Despite Amin’s urgent need to share his story, there is no sense of it being a confession with the power to absolve or release the confessor. Rather, it is the story, in its purest sense, that must be passed on to the storyteller. The story matters for its own sake.
His urgent need to tell his story heightens the narrative momentum. Yet, once Amin has passed his story on, he relinquishes control to the writer. Stories are not tied to ownership and property in this exchange.
Truth and critical reading
Plot summary alone might suggest Desolation is about the radicalisation of Amin. At the start of the novel, he is an in-love adolescent. He becomes an angry and grief-stricken young man, acting as a proxy for the Iranian morality police. Finally, he finds himself involved in an Al-Qaeda cell.
But to read the novel in this way would be to ignore the many clues (including in the blurb and on the cover) that the book is about the relationship between truth and critical reading. It implies that limited and literal readers are always at risk of being duped by fake news and propaganda – of confusing “truth” with “facts” – and missing the message of fiction altogether.
In Desolation, inexplicable elements, often in the form of coincidence, disrupt and distort causal chains. Asgari excels at blurring the boundaries between the real and imaginary. Dreams and imagination have a subversive role in the novel. They are strange disruptions to the deliberate and precise enmeshment of historical events and realist fiction.

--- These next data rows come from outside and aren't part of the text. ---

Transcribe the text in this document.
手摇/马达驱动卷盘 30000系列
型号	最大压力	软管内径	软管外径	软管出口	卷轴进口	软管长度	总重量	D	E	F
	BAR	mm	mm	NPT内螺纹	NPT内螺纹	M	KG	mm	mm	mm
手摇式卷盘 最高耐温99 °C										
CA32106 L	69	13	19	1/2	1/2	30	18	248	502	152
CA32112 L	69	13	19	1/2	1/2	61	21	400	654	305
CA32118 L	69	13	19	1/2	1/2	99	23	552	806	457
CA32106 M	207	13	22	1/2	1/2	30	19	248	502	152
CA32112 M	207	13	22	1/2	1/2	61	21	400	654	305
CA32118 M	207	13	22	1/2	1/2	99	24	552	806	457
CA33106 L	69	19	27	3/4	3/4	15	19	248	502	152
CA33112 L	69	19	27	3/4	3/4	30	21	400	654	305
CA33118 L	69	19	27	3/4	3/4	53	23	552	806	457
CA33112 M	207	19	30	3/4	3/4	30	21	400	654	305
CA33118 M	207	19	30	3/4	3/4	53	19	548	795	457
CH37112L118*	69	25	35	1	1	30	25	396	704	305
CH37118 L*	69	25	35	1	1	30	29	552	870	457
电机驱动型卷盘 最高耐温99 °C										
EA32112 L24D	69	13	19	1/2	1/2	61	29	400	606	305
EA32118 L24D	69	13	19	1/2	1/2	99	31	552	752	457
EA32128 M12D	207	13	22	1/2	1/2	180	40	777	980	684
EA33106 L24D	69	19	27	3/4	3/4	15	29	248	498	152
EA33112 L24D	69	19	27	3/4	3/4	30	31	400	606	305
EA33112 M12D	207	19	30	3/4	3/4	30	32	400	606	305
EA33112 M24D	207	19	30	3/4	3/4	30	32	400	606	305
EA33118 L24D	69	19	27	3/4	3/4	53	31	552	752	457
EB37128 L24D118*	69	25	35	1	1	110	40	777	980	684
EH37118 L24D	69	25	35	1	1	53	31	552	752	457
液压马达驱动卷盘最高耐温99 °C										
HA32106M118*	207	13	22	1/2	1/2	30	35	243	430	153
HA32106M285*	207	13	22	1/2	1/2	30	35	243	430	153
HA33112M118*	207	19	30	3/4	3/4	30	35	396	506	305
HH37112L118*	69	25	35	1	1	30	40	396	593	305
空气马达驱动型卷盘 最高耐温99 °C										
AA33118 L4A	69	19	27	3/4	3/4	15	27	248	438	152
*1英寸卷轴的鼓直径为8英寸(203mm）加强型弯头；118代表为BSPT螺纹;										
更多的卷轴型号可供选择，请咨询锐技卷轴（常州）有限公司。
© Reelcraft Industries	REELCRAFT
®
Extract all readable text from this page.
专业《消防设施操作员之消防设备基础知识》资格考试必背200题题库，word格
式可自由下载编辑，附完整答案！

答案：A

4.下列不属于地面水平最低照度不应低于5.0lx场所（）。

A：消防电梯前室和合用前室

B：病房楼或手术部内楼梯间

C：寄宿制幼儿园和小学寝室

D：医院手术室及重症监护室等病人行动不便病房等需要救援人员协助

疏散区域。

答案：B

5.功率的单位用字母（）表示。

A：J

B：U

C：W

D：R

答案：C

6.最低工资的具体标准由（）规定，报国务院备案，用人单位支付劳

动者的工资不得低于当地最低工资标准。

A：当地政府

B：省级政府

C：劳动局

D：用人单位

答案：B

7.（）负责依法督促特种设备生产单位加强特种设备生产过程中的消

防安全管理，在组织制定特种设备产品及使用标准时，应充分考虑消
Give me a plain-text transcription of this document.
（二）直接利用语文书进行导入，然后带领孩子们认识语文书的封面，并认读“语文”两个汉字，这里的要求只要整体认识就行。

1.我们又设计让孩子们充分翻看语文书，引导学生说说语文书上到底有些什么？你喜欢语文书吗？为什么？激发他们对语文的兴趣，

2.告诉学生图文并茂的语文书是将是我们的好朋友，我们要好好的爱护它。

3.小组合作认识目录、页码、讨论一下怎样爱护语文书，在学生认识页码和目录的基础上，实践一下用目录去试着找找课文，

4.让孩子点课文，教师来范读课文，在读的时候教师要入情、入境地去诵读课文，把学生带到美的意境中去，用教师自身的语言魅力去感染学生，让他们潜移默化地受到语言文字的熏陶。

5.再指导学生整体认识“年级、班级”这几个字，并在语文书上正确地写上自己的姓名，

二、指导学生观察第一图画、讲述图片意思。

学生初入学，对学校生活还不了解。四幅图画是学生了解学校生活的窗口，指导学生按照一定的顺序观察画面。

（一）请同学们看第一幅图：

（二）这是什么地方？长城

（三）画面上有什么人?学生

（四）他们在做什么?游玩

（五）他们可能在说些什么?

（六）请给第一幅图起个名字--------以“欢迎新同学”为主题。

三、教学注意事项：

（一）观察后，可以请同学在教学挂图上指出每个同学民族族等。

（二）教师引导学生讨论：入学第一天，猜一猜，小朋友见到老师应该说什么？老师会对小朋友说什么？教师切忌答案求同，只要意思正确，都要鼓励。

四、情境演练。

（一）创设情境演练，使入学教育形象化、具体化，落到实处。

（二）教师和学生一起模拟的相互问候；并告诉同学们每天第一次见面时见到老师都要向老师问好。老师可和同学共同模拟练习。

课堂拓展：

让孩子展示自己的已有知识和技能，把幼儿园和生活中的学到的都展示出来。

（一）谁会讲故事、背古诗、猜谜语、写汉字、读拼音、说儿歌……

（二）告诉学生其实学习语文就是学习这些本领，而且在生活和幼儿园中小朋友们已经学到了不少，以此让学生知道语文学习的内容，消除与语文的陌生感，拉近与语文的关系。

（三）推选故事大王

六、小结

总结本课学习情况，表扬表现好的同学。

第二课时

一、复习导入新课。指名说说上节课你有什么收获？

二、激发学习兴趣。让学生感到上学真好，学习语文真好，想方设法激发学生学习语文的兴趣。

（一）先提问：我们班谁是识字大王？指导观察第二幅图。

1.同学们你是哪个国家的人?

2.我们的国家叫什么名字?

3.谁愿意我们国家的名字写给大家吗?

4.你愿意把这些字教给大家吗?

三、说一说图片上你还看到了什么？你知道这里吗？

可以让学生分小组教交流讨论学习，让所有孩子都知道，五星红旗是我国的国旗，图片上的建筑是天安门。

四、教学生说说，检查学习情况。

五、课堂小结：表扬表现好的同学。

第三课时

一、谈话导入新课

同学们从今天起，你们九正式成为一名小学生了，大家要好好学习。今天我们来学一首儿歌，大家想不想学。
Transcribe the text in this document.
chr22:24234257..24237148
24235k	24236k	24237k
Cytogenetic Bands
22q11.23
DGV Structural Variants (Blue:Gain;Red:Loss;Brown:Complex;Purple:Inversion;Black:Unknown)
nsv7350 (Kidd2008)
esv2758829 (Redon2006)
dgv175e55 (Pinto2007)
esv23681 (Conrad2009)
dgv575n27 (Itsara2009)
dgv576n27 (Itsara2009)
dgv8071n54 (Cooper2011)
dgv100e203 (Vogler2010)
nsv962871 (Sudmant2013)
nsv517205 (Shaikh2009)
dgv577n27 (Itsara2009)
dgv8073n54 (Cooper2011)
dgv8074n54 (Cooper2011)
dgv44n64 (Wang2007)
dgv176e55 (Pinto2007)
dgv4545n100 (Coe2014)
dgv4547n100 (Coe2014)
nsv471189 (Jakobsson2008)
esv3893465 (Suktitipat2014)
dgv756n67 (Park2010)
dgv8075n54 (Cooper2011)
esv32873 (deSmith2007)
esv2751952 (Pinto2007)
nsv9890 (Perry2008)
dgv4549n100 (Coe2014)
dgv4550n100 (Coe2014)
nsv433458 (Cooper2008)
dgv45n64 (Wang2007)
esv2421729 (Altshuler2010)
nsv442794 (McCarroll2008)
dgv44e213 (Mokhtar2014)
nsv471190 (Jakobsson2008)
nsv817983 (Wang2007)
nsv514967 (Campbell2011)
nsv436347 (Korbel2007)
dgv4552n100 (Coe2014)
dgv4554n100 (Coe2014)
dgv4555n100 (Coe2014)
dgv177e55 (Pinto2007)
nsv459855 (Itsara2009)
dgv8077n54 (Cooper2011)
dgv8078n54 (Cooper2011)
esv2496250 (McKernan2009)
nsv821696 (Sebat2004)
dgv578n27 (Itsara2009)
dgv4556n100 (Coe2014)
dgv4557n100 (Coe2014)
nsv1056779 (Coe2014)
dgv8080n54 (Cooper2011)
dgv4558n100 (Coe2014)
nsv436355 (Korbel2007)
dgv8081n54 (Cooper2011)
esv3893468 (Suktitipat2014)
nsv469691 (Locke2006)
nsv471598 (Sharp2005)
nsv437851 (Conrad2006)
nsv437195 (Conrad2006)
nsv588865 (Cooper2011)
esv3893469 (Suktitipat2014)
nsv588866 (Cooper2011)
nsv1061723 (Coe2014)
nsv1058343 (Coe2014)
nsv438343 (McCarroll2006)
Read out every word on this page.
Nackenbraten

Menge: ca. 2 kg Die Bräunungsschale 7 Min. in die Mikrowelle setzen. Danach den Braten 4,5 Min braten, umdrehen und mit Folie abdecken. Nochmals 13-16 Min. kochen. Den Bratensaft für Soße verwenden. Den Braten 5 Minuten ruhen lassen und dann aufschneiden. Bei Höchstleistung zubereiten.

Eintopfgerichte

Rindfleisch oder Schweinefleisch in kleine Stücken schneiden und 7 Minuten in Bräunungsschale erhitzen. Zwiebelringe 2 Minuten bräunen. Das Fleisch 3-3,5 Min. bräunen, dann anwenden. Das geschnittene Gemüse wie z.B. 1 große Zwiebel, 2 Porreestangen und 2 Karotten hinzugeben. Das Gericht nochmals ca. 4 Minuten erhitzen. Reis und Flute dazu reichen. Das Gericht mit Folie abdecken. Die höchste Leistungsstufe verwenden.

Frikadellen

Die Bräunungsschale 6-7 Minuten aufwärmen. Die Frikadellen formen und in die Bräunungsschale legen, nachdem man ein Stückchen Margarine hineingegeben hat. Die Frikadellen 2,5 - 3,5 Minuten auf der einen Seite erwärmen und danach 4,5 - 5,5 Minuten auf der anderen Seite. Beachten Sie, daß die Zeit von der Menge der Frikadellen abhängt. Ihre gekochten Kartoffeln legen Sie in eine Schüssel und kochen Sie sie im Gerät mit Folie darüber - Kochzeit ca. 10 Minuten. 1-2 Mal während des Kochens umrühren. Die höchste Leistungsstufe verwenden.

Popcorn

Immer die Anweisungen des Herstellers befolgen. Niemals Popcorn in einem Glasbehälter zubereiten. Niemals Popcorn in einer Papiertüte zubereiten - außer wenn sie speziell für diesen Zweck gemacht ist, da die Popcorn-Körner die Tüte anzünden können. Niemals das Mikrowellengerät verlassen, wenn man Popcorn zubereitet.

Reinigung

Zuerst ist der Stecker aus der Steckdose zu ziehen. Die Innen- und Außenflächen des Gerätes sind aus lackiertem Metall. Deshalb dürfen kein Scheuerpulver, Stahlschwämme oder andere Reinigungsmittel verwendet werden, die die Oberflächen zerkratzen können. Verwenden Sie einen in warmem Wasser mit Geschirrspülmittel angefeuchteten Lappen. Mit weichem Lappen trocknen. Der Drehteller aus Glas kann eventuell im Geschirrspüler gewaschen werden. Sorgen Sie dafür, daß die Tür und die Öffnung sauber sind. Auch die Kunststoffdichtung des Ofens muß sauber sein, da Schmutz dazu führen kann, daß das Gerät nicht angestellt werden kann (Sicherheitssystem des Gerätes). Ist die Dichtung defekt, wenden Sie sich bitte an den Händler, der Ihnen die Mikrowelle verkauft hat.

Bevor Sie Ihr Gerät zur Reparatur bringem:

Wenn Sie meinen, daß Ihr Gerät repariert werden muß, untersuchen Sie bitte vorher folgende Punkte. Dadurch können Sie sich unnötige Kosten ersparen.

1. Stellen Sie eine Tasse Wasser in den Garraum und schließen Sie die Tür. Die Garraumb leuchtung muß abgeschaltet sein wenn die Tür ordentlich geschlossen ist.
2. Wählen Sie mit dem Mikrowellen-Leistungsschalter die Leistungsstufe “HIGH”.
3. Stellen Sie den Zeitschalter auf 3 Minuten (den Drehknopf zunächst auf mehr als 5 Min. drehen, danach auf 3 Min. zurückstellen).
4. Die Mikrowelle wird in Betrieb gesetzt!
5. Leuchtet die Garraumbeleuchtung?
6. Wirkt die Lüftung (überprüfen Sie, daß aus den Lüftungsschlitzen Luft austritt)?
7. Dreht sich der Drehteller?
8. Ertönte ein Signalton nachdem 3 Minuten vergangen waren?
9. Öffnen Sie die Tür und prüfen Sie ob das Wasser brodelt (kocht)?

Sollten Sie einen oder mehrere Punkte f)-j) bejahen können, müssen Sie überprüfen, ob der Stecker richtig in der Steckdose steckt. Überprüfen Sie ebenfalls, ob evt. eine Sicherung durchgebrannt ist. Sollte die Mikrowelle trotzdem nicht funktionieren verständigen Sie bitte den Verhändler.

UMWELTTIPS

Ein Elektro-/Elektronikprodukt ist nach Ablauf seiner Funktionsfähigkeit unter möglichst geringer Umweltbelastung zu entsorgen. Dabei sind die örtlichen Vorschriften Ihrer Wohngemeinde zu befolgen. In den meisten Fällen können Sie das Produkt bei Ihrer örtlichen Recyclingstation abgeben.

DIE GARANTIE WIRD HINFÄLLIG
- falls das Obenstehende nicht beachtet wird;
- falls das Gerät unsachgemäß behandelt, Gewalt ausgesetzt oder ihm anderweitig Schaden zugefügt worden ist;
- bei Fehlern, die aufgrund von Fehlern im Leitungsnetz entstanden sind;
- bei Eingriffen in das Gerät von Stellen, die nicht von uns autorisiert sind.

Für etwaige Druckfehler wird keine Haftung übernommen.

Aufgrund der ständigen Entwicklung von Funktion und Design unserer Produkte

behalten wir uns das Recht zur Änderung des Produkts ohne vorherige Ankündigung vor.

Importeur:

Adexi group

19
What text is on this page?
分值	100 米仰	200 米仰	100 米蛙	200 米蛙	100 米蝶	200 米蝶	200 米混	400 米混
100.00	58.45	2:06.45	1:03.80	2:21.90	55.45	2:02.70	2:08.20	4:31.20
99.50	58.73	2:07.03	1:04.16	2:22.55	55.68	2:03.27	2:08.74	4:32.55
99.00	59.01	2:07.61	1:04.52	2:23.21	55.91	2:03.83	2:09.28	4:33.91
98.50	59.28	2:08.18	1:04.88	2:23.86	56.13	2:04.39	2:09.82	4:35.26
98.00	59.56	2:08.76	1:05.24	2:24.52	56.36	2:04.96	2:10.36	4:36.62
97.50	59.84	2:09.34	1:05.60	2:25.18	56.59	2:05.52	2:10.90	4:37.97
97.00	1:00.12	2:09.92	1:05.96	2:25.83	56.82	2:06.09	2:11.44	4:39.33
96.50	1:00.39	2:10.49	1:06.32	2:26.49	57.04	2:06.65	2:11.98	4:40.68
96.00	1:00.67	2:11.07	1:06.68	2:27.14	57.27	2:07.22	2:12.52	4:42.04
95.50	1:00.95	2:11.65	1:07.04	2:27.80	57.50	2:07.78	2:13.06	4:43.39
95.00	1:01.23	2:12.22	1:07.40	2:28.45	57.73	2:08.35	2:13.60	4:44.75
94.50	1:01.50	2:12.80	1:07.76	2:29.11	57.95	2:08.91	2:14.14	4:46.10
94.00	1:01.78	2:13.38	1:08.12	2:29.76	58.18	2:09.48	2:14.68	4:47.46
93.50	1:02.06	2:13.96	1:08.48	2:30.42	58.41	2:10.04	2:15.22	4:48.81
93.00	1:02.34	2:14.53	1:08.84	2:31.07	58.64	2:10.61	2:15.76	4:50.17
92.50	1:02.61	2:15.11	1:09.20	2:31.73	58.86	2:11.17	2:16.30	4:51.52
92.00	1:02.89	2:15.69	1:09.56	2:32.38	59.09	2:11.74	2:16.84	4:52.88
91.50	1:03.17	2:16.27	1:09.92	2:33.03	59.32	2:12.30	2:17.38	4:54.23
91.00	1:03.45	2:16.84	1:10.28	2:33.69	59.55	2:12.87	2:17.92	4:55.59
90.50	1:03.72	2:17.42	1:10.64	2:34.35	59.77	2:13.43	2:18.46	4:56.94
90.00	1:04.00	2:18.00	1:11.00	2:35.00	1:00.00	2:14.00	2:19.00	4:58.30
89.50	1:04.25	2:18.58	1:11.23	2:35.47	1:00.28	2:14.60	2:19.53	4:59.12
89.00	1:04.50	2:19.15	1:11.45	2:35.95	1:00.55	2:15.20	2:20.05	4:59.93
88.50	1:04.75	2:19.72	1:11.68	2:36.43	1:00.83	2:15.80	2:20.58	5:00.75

Amin was as likely as not to join a radical group. But the ironic distance Asgari establishes puts the onus back on the reader to interrogate and interpret the “why”. That Desolation is not a desolate novel is in part because of the challenge it presents to a flattened-out uncritical mode of engaging with narratives – a simplistic mode that tends to dominate in a world of conspiracy theories, “fake news” and Trumpian politics.